Prof. Dr. Vladimir (Ze’ev) Khanin, the Head of the PSCRP, greeted the audience, introduced the speaker, and commented on the program’s mission in relation to the book’s focus. After this, Dr. Petr Oskolkov, who was moderating the discussion, gave the floor to Irina Busygina. She briefly introduced her book’s main ideas and the problems covered, as well as commented on her personal incentives to write it – mainly, to bring the geographic factors back into the debates about the role of institutions and developmental trajectories, while balancing between the poles of geographic determinism and indeterminism. Prof. Busygina paid special attention to the case of Russia, placing that country’s geographical institutions in the context of political development, the “unlimited state” concept, and the disputes about “what it means to be a normal country.”
The author’s introduction was followed by a vivid discussion. The participants, who represented leading universities and think tanks of Israel, the United States, France, and other countries, asked questions about the optimal configuration of a country’s borders, specifics of the spatial clustering approach to the Israeli situation, separatism potential and risks, factors influencing the “localization” of institutions, etc.
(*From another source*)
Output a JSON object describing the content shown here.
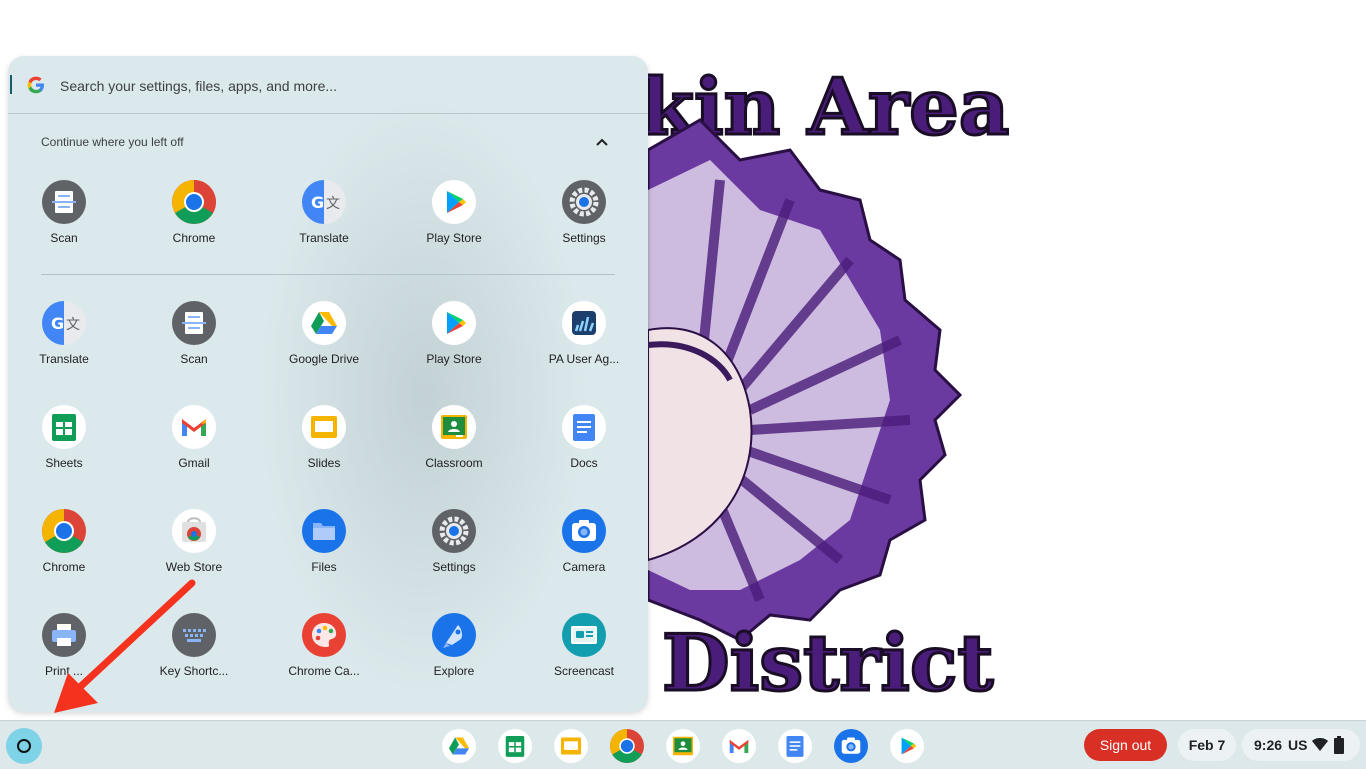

Prof. Dr. Irina Busygina is a Research Scholar at the Davis Center for Russian and Eurasian Studies at Harvard University, where she leads the Initiative for Analyzing Post-Soviet Reform Proposals. She is also a researcher at the Centre for Eastern European and International Studies in Berlin, where she works on the project The Implications of War for Russia’s Center-Regional Relations and Territorial Stability. Her research focuses on comparative federalism, regionalization, and decentralization in authoritarian countries of the post-Soviet space, as well as on Russian foreign policy. Irina Busygina is particularly interested in the role of institutions in authoritarian settings.